What we'll fight for
- Establish an animal welfare regulatory and enforcement body with offices and staff across the state, including prosecutors, rangers, veterinarians and educators.
- Criminally penalise cruelty towards animals, confiscate animals from perpetrators and introduce bans (for both individuals and companies) on future ownership or custodianship of animals.
- Introduce specific criminal penalties for the industrial or commercial abuse of animals.
- Create a system of well-funded, publicly owned and run shelters and sanctuaries for rescued animals and a rescued animal adoption register.
- End the export of live animals for slaughter, consumption or profit.
- End intensive and/or cruel farming and aquaculture practices and unsustainable fishing practices.
- Safeguard, preserve and rehabilitate the natural environment and native animal habitats to the greatest extent.
- End the cruel or unnecessary use of animals for product testing, teaching and/or research purposes.

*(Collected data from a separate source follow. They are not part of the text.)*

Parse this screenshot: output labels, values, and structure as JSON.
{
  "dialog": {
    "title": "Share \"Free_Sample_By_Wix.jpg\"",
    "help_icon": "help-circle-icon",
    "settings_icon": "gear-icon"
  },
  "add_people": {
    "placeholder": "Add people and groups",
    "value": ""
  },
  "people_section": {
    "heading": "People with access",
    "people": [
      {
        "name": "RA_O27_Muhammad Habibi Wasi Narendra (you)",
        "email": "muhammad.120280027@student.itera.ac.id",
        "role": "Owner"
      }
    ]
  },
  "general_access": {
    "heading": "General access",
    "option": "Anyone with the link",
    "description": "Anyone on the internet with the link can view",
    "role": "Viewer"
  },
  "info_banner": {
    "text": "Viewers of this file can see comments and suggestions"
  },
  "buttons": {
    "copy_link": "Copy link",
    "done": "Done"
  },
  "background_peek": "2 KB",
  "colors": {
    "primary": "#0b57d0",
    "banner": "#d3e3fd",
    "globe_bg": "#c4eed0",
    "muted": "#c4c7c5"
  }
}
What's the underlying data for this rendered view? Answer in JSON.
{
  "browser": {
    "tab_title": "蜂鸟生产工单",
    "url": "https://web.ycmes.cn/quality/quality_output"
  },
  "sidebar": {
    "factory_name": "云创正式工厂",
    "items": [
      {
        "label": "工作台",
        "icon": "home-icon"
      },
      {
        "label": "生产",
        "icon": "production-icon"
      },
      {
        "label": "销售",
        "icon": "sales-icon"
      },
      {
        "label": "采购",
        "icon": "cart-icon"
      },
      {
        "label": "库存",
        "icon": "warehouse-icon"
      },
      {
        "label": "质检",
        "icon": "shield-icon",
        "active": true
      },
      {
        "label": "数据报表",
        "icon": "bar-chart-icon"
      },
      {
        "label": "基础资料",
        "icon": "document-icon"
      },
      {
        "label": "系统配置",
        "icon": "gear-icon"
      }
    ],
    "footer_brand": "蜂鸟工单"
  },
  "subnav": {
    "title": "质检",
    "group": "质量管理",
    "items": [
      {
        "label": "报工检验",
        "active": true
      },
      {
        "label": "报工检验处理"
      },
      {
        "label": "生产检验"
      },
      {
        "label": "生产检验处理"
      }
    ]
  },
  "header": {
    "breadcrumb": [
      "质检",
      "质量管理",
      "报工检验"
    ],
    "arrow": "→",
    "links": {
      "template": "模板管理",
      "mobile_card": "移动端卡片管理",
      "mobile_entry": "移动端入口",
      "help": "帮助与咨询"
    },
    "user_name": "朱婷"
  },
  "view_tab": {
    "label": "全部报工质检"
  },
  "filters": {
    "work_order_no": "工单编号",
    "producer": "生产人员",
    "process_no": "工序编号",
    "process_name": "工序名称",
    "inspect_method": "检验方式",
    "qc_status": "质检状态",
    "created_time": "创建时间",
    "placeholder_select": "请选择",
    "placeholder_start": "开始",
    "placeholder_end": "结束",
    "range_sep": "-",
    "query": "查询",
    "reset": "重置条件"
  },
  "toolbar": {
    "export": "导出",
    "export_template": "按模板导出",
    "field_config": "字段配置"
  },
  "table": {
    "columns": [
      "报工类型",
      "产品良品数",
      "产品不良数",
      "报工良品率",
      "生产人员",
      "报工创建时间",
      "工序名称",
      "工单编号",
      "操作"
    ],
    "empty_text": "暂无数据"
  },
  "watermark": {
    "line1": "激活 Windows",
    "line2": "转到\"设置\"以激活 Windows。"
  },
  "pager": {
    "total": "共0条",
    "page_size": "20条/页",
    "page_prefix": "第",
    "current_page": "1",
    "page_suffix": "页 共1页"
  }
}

- Introduce stricter regulations on recreational hunting and fishing to protect endangered species, to ensure that hunting and fishing permit holders are adequately trained to minimise the impact of their activities, and to ban methods of hunting or capture that are unsustainable, cruel or that inflict undue pain on animals and fish.
- Introduce limits on the use of animals by Victoria Police, including an end to the training of animals to attack humans and a prohibition on putting animals in situations in which they could reasonably be expected to come into physical conflict with humans. For example, the mounted branch must be disbanded and the use of dogs for crowd or threat control prohibited.
- Provide subsidies for the de-sexing of cats and dogs to control stray animal numbers, and subsidies to support a requirement for safe confinement of pet cats and dogs to owners’ properties.
- Create strict and comprehensive regulation of the horse racing industry to ensure it is cruelty-free, and to impose harsh penalties, including fines, bans and jail time on racing animal trainers and owners found guilty of cruelty.